René Saavedra (Gael Garcia Bernal), directeur de création dans une agence de pub de Santiago, est approché pour prendre en main la campagne du « non ». Ancien exilé lui-même, cette cause le touche particulièrement. Il doit cependant manoeuvrer adroitement car le patron de son agence Luis Guzman (Alfredo Castro) est un fervent partisan du régime.
L’équipe du « non » présente sa campagne à René dans le but d’avoir son avis. Le résultat est anxiogène. Le publicitaire suggère d’adopter une autre approche.
Vous n’avez rien d’autre? Quelque chose de plus léger, de plus sympathique…
Camarade, vous trouvez que la situation au Chili est sympathique?
Non. Tout cela me bouleverse autant que vous. Je trouve juste que ce n’est pas vendeur.

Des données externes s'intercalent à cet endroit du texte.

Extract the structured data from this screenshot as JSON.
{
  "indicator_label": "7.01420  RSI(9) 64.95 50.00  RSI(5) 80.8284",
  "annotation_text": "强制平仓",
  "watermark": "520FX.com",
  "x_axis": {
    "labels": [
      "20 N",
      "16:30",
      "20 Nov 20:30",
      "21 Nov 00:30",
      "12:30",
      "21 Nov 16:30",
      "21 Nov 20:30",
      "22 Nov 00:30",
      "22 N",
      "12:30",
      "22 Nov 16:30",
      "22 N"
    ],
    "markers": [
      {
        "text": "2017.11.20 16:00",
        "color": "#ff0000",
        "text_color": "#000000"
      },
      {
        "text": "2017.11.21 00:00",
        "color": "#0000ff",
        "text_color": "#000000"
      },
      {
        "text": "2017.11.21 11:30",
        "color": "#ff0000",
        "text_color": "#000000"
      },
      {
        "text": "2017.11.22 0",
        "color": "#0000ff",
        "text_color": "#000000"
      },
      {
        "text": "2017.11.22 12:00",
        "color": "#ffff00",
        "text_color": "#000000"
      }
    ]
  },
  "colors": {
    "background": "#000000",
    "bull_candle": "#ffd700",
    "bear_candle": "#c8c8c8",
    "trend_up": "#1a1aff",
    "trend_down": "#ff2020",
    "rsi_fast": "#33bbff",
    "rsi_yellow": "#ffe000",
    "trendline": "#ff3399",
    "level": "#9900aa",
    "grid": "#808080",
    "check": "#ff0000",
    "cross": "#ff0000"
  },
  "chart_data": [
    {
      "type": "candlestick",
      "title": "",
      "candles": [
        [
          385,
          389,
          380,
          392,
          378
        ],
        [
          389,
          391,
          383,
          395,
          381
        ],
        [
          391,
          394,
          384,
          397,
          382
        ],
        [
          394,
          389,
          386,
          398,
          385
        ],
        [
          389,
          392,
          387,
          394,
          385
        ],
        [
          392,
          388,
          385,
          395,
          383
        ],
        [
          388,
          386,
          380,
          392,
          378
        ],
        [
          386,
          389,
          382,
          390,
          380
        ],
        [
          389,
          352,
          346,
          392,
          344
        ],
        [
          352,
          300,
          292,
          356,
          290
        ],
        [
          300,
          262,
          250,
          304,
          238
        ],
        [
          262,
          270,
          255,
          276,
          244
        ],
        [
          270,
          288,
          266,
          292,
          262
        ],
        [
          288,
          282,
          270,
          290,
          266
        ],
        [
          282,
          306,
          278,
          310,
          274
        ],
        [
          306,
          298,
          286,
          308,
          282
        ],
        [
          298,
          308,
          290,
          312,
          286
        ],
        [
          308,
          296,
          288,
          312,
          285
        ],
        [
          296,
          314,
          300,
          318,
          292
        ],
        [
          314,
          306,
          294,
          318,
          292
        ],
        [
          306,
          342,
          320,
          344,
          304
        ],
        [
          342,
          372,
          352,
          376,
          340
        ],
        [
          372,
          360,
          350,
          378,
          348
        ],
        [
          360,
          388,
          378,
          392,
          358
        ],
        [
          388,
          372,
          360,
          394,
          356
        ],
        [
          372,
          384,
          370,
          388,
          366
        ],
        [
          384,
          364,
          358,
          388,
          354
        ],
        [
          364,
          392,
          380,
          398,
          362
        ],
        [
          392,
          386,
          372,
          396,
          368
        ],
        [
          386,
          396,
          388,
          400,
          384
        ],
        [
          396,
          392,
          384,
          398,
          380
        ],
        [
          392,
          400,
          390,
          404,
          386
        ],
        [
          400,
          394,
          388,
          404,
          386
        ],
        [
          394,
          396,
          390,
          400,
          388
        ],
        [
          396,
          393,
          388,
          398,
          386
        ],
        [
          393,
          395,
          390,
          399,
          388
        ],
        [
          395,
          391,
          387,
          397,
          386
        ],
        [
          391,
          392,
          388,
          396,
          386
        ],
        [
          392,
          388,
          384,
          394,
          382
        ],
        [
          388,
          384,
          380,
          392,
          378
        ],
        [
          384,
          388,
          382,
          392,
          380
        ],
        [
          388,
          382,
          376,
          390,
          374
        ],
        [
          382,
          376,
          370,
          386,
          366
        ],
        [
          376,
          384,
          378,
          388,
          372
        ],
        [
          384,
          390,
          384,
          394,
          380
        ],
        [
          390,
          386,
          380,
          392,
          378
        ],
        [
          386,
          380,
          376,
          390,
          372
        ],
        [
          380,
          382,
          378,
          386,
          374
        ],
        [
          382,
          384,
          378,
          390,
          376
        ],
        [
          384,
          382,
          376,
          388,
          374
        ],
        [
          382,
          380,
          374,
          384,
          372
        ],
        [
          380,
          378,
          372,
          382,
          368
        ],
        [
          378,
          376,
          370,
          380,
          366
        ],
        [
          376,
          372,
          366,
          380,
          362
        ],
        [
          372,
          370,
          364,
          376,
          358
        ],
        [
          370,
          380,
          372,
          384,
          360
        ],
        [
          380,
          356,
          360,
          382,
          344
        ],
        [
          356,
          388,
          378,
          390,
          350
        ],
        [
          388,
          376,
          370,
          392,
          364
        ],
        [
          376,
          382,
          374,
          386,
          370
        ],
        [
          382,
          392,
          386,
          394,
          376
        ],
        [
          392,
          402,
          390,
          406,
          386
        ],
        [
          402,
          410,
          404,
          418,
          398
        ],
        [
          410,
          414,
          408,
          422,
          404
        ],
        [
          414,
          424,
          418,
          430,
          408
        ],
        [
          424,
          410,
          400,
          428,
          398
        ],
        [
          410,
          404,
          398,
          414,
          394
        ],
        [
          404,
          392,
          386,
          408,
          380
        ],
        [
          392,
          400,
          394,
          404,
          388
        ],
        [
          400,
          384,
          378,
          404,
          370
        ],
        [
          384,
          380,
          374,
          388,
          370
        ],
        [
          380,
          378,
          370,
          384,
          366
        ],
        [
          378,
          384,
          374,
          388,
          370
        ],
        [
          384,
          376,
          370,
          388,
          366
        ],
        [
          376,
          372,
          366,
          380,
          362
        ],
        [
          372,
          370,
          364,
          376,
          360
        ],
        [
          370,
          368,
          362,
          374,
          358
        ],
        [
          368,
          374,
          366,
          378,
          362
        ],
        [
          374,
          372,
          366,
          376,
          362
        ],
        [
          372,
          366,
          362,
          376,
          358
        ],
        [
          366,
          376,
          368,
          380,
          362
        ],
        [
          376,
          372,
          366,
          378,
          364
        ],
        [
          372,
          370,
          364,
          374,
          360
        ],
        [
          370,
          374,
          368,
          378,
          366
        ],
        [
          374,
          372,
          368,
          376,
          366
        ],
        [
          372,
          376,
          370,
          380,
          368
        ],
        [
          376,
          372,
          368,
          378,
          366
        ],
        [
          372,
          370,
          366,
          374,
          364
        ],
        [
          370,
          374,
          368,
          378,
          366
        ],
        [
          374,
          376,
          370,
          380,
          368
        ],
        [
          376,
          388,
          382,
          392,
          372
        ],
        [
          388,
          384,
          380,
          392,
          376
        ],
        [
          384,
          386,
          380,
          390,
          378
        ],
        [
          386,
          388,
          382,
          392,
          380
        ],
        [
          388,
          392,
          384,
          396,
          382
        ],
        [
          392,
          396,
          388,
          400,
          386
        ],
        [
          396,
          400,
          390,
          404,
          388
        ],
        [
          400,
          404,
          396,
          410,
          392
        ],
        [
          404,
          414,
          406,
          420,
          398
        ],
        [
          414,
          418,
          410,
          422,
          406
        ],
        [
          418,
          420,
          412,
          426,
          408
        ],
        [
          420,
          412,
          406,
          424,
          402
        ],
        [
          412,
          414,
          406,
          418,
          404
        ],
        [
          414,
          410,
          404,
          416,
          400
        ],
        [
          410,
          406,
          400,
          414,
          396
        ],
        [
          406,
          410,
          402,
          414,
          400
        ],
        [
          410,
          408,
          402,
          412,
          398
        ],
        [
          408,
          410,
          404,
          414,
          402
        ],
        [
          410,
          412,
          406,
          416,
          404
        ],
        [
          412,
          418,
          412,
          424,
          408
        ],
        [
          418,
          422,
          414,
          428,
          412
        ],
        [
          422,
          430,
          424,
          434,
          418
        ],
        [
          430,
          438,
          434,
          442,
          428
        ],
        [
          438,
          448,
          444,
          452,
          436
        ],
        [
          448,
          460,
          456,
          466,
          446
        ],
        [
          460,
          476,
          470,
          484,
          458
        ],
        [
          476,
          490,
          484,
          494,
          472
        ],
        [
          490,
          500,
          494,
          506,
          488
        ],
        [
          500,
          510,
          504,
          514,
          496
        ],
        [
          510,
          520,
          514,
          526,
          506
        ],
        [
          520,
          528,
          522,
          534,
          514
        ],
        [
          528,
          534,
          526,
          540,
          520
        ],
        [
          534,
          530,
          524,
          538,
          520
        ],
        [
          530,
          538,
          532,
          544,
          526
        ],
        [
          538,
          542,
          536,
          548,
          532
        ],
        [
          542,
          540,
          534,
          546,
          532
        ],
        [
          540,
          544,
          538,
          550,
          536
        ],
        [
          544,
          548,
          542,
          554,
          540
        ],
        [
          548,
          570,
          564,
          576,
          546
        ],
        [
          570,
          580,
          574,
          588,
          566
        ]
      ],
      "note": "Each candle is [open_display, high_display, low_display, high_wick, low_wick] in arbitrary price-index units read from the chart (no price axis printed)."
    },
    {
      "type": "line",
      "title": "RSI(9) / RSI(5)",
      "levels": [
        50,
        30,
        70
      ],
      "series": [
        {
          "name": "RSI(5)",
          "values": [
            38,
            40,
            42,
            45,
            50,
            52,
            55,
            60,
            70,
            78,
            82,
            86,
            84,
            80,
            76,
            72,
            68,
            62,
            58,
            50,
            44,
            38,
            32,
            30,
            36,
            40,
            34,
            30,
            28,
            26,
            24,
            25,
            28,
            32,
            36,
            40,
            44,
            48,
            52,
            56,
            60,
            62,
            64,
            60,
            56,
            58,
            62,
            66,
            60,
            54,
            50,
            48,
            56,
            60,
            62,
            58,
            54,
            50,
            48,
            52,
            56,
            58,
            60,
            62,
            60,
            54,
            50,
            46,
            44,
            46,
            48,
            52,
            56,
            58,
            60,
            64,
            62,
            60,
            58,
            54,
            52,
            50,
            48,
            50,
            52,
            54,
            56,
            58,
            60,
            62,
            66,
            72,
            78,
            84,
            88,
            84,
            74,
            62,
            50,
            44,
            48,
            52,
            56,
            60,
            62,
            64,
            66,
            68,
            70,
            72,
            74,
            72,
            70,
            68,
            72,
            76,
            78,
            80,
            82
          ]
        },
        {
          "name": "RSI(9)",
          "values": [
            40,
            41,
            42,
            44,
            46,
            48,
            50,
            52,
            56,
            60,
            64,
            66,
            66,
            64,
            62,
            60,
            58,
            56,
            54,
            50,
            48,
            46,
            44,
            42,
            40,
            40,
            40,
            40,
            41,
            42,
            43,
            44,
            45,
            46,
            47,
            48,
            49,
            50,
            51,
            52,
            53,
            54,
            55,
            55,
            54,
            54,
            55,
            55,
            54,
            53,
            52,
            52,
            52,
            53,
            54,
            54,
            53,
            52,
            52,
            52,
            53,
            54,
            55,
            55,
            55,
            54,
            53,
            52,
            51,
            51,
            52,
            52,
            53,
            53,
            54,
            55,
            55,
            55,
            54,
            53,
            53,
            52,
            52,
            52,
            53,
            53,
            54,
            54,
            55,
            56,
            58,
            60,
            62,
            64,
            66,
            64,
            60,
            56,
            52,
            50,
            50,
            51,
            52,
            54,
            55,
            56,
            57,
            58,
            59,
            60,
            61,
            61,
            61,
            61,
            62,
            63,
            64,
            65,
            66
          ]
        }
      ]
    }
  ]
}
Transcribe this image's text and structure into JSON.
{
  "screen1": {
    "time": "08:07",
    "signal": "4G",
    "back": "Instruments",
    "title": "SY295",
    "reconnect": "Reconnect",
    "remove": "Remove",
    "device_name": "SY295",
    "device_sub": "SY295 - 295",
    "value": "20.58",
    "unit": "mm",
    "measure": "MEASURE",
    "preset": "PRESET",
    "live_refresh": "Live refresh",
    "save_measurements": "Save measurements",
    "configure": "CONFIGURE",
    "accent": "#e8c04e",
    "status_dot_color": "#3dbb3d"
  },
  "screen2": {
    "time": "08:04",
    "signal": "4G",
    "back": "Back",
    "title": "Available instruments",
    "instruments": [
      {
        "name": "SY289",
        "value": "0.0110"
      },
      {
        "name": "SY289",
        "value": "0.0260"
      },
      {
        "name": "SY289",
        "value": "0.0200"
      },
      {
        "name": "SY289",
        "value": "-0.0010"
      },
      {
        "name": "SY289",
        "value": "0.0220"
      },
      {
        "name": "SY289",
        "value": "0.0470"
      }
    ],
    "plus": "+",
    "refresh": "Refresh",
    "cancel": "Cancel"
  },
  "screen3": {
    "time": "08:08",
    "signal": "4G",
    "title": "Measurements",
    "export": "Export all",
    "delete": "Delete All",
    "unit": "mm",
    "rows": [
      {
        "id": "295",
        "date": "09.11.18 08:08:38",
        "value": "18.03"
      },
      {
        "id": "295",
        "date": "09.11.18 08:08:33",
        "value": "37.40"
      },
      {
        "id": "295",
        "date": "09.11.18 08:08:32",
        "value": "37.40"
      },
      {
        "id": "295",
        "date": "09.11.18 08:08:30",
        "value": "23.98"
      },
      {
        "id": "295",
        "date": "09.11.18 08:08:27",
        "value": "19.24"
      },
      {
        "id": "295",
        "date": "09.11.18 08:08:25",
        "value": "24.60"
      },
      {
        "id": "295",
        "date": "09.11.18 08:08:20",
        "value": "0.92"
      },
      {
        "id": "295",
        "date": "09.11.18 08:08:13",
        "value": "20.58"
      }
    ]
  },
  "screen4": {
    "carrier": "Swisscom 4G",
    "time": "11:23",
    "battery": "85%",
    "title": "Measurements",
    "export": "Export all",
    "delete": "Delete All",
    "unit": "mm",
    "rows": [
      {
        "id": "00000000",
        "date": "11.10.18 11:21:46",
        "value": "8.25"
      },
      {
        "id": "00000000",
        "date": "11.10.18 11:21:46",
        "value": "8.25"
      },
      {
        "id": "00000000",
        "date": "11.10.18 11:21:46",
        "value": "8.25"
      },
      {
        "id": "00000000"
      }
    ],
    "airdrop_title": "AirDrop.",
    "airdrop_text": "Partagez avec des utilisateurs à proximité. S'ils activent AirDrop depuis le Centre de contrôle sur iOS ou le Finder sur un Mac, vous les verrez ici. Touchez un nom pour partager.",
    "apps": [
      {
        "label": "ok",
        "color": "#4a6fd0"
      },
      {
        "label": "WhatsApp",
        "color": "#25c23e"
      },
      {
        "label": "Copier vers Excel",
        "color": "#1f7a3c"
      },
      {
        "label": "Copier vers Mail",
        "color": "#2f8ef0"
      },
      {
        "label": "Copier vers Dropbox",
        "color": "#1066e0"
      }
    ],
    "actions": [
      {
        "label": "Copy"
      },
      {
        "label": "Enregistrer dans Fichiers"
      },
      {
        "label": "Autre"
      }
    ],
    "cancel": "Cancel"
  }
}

Saavedra fait de la joie le moteur de la campagne. Il trouve un jingle entrainant. Un logo en forme d’arc en ciel. Certains membres de l’équipe du « non » trouvent que ce travail est indigne de leur combat. Ils ne veulent pas d’une pub Coca et quittent la salle.
Tu as perdu la notion des choses!
Le résultat est néanmoins imparable. Ceux qui restent approuvent le concept. Le mouvement autour du « non » commence à prendre de l’ampleur. Tandis que les partisans du « oui », emmenés par Guzman se retrouvent pris au piège d’une campagne défensive ».
Malgré les tentatives de destabilisation, l’effervescence autour du « non » grandit .Les résultats tombent. Pinochet perd. Les militaires s’en vont.
La vie reprend son cours, comme si de rien n’était. En présentation de création, Guzman fait l’éloge de son directeur de création devant les clients. Et Saavedra reprend sa rengaine :
Ce que vous allez voir s’inscrit dans le contexte social actuel. Nous pensons que le pays est prêt pour ce type de communication.
L’EXPLICATION
No, c’est toujours le même système qui gagne.
Le Général Pinochet a été mis au pouvoir par les Gringos, c’est à dire les Américains, qui ont fortement aidé le coup d’état militaire pour renverser le Président socialiste Salvador Allende, élu démocratiquement trois ans auparavant. Il s’agissait donc bien d’une dictature, mais inféodée à Washington. C’est pourquoi l’armée était puissante, ainsi que les agences de pub – bras droit du marketing pour faire tourner la machine capitaliste à plein régime. Saavedra n’est qu’un soldat du système en quelque sorte. Ce qui explique que Guzman ne comprenne pas sa décision de supporter le « non ».
Je te demande d’être cohérent. Ton fric tu l’as empoché. Tu l’as pas filé aux communistes.
Le travail du publicitaire est de vendre – sans état d’âme. Trouver ce qui fonctionne. Il sait analyser la situation avec lucidité, comme Dominic Cummings a su anticiper le Brexit.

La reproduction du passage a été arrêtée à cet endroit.